Are You a Communicator or a Halloween Ghost? The Season for Vanishing Acts Begins
It’s spooky season. All Hallows’ Eve. Time for pagan rituals, candy and costumes.
Will you be a ghost or a ghoster? Choose the former and you’ll likely be in the minority; the latter, the majority.
Ghosting is one of my perennial bugbears.
I should be clear that it’s not an irritant because I (or we) should expect responses from every email. We should not. We are all busy. We are being emailed, socialed, texted and slacked to death. We have to make choices about where and what we engage with.
When I get annoyed is when communicators don’t communicate. It’s like ghosts who don’t make themselves available for a seance. Come on… we can do better.
Once upon a time it was simpler. We were not living in an everything-everywhere-all-at-once world. When I was growing up in the U.K. we had three channels on TV, no internet, snail mail, we used maps to get around. Of course, that was a long time ago.

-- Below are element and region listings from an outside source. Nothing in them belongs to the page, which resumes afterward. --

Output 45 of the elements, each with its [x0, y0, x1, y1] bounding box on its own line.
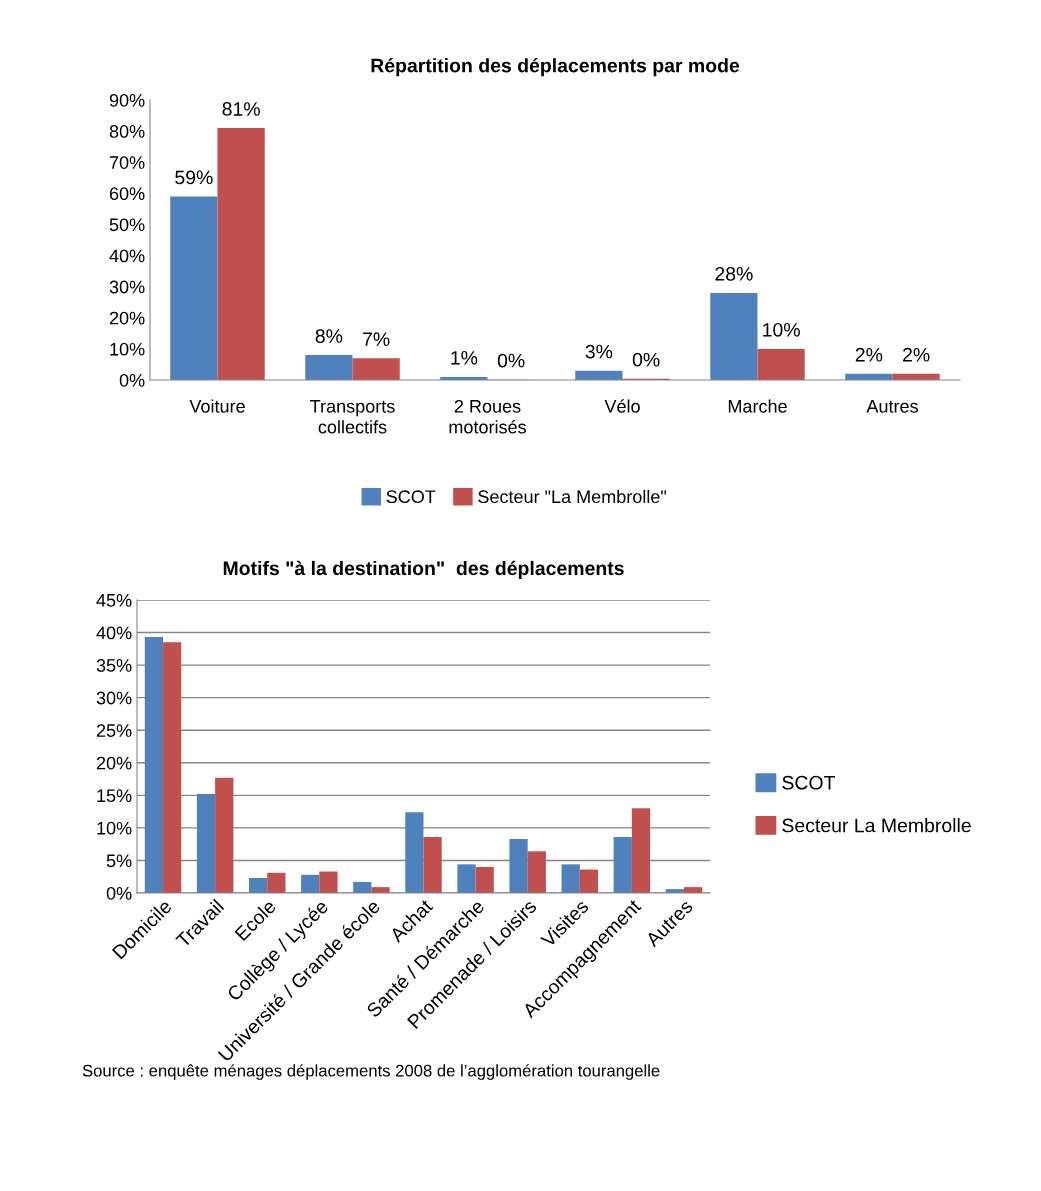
y-tick-label: 45% [96, 594, 132, 607]
y-tick-label: 10% [110, 342, 145, 356]
y-tick-label: 40% [109, 249, 145, 263]
source-note: Source : enquête ménages déplacements 2008 de l’agglomération tourangelle [82, 1064, 660, 1080]
data-label: 59% [175, 170, 213, 185]
data-label: 10% [763, 322, 800, 337]
x-tick-label: 2 Roues motorisés [449, 399, 526, 434]
x-tick-label: Autres [866, 400, 918, 413]
y-tick-label: 50% [109, 218, 145, 232]
y-tick-label: 20% [96, 756, 132, 770]
y-tick-label: 40% [96, 626, 132, 640]
data-label: 81% [222, 102, 260, 116]
y-tick-label: 30% [109, 280, 145, 294]
y-tick-label: 10% [97, 821, 132, 835]
x-tick-label: Vélo [604, 399, 640, 413]
y-tick-label: 0% [106, 886, 132, 900]
y-tick-label: 20% [109, 311, 145, 325]
data-label: 7% [363, 332, 390, 346]
x-tick-label: Voiture [189, 399, 245, 413]
legend-label: Secteur "La Membrolle" [478, 489, 667, 504]
y-tick-label: 0% [119, 373, 145, 387]
data-label: 0% [497, 353, 525, 368]
legend-label: SCOT [386, 490, 436, 504]
chart-title: Motifs "à la destination" des déplacements [223, 560, 624, 580]
legend-label: Secteur La Membrolle [782, 818, 971, 833]
data-label: 8% [315, 329, 343, 343]
data-label: 2% [855, 347, 883, 362]
x-tick-label: Marche [728, 399, 787, 413]
y-tick-label: 5% [106, 854, 132, 868]
y-tick-label: 25% [96, 724, 132, 737]
data-label: 1% [451, 351, 478, 365]
y-tick-label: 35% [96, 659, 132, 672]
y-tick-label: 80% [109, 125, 145, 138]
data-label: 0% [632, 352, 660, 367]
legend-label: SCOT [782, 775, 835, 790]
y-tick-label: 30% [96, 691, 132, 705]
y-tick-label: 15% [97, 789, 132, 803]
y-tick-label: 90% [109, 93, 145, 107]
x-tick-label: Transports collectifs [310, 400, 395, 434]
chart-title: Répartition des déplacements par mode [371, 57, 740, 77]
y-tick-label: 60% [109, 187, 145, 201]
y-tick-label: 70% [109, 156, 145, 169]
data-label: 2% [903, 347, 930, 362]
data-label: 28% [715, 266, 753, 281]
data-label: 3% [585, 344, 613, 359]
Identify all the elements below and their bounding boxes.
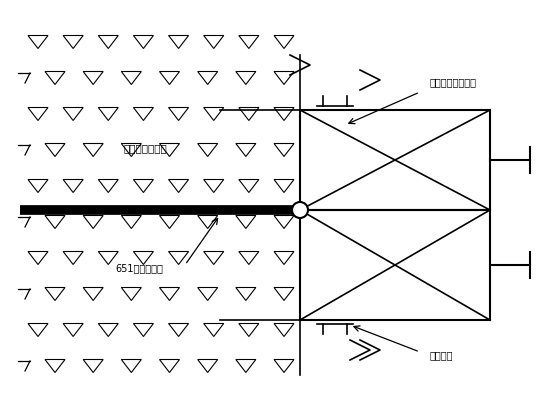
Bar [300, 210, 490, 320]
Text: 夹具固定于模板上: 夹具固定于模板上 [430, 77, 477, 87]
Text: 指头模板: 指头模板 [430, 350, 454, 360]
Text: 先期浇筑混凝土: 先期浇筑混凝土 [123, 143, 167, 153]
Text: 651橡胶止水带: 651橡胶止水带 [115, 263, 163, 273]
Circle shape [292, 202, 308, 218]
Bar [300, 110, 490, 210]
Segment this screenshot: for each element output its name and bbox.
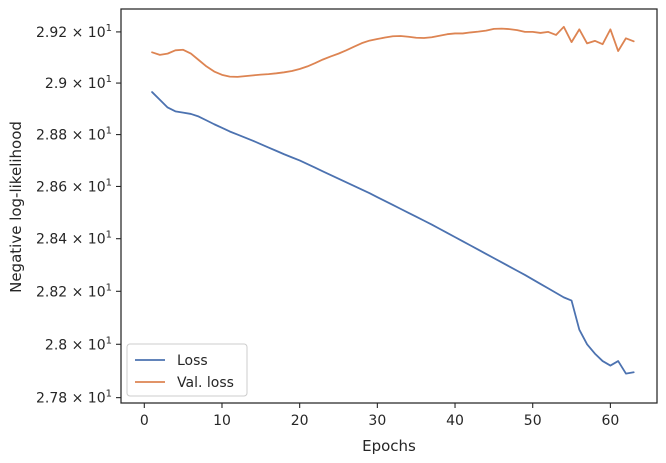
series-line-val-loss	[151, 25, 635, 78]
x-tick-label: 20	[291, 413, 309, 429]
x-tick-label: 50	[524, 413, 542, 429]
y-tick-label: 2.82 × 101	[36, 282, 112, 300]
y-tick-label: 2.78 × 101	[36, 389, 112, 407]
series-layer	[151, 25, 635, 375]
series-line-loss	[151, 91, 635, 375]
x-tick-label: 30	[368, 413, 386, 429]
x-axis-label: Epochs	[362, 437, 416, 455]
x-tick-label: 60	[601, 413, 619, 429]
plot-frame	[120, 8, 658, 404]
x-tick-label: 10	[213, 413, 231, 429]
x-tick-label: 0	[140, 413, 149, 429]
legend-frame	[126, 343, 248, 397]
y-tick-label: 2.92 × 101	[36, 23, 112, 41]
x-tick-label: 40	[446, 413, 464, 429]
y-tick-layer: 2.78 × 101 2.8 × 101 2.82 × 101 2.84 × 101 2…	[36, 23, 121, 407]
y-tick-label: 2.8 × 101	[45, 335, 112, 353]
y-tick-label: 2.84 × 101	[36, 230, 112, 248]
legend: Loss Val. loss	[126, 343, 248, 397]
legend-label-val-loss: Val. loss	[177, 375, 234, 391]
legend-label-loss: Loss	[177, 353, 208, 369]
y-tick-label: 2.88 × 101	[36, 126, 112, 144]
x-tick-layer: 0 10 20 30 40 50 60	[140, 403, 619, 429]
y-tick-label: 2.86 × 101	[36, 177, 112, 195]
y-axis-label: Negative log-likelihood	[7, 121, 25, 293]
y-tick-label: 2.9 × 101	[45, 74, 112, 92]
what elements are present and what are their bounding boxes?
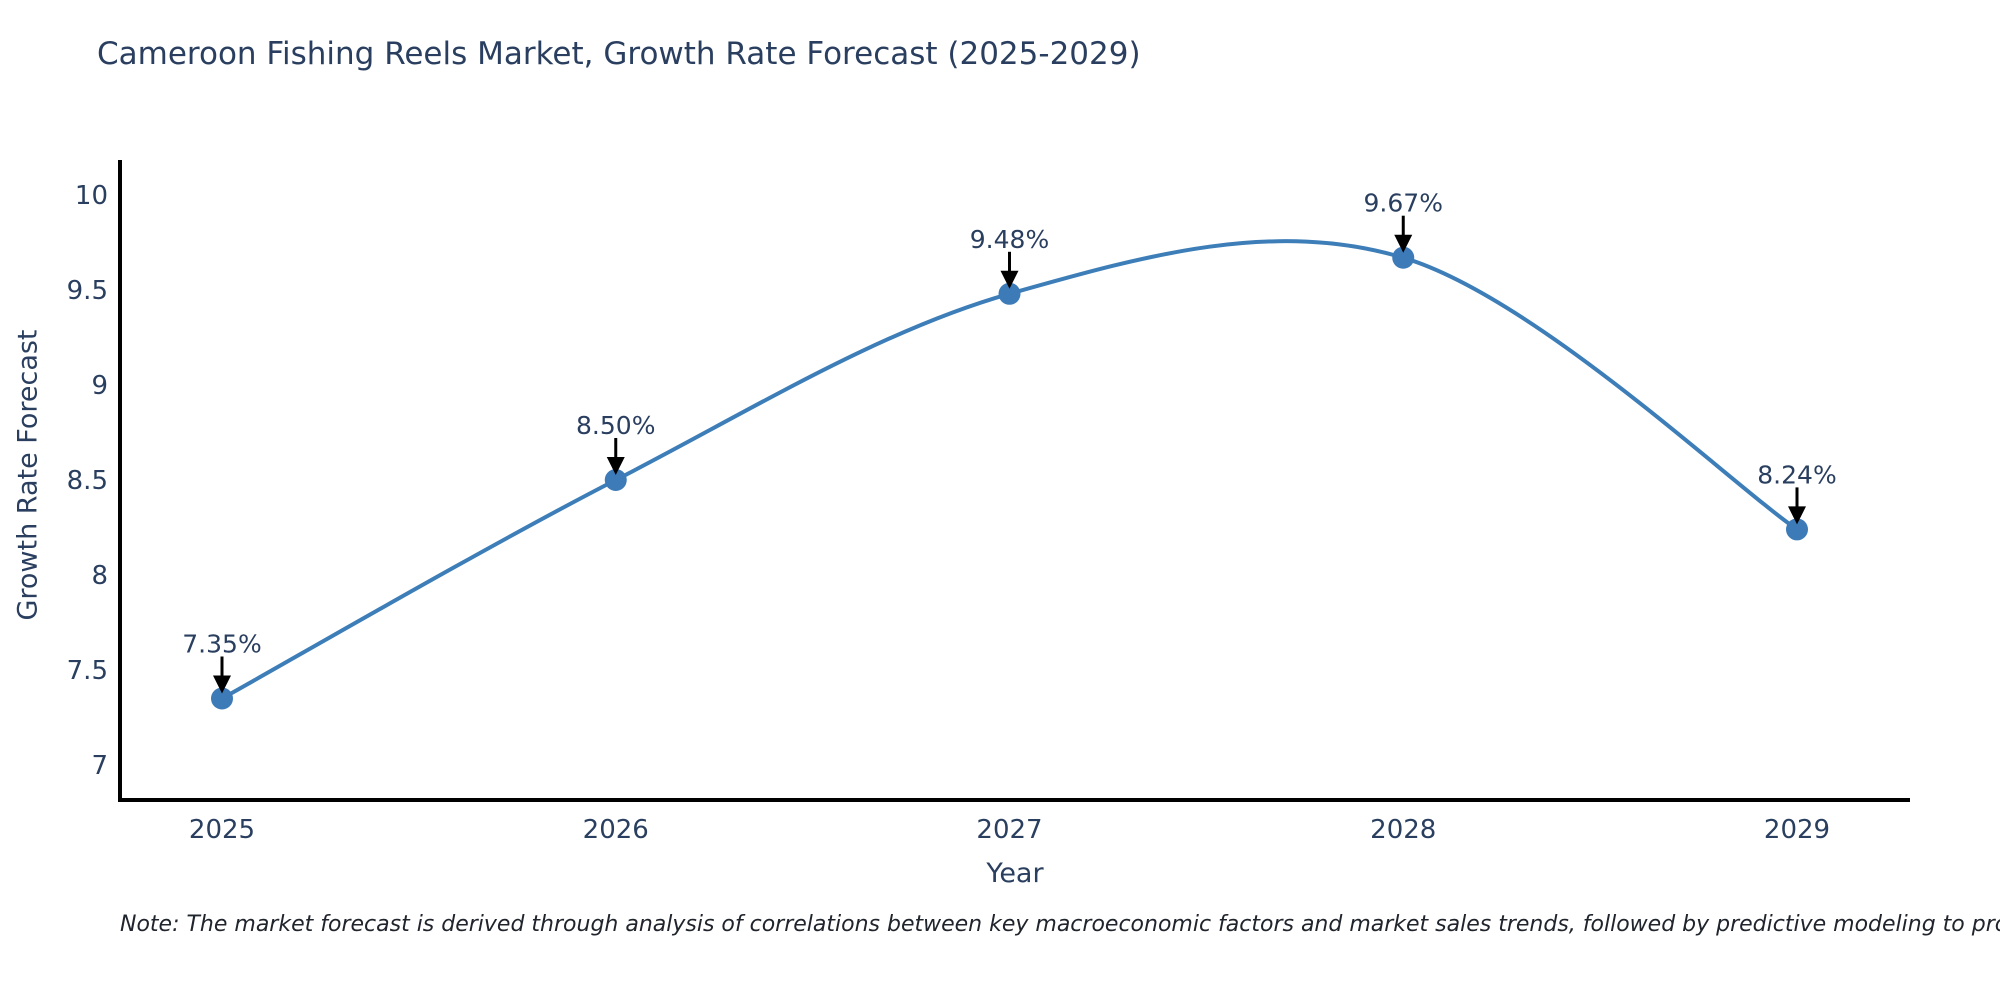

When I first started my career, I remember reading a newsletter for PR people that highlighted an interesting comparison: people who had clean desks and processed everything that came across them, and people who had messy desks and who piled documents up but knew where everything was despite the apparent chaos.
The point was one approach was not inherently right and the other wrong. There are, in fact, a range of styles and approaches we all have to manage for work. The same is true when it comes to ghosting. If we get unsolicited emails or messages on LinkedIn, we will make conscious choices about whether or not to respond.
When someone we know reaches out, we get a client request or a question from a journalist, there’s an additional level of processing that we need to bring to the table: As communicators we have a special responsibility (shock, horror!) to communicate. If we talk the label, we must walk it.
While it may sound obvious, and most will argue they communicate on the things and with the people that matter, from my experience I know this is not always the case.
For some, “I’m too busy”… to set up a call, to respond in a timely manner or at all, is a default. When you are a communicator no one should be surprised that this rankles. When you are a manager of people in a corporate communications department or agency, it’s a problem.
The most effective communicators manage to get things done, and be responsive. They are efficient because they can walk and chew gum at the same time, they know that it’s not just about them. Being a good communicator should be as much about helping others get on with their work and projects, as it is about you getting on with your work.
An overly simple message this Halloween would be don’t be a ghost. The more nuanced takeaway – you are a communicator; you will be judged as one every day not just on October 31.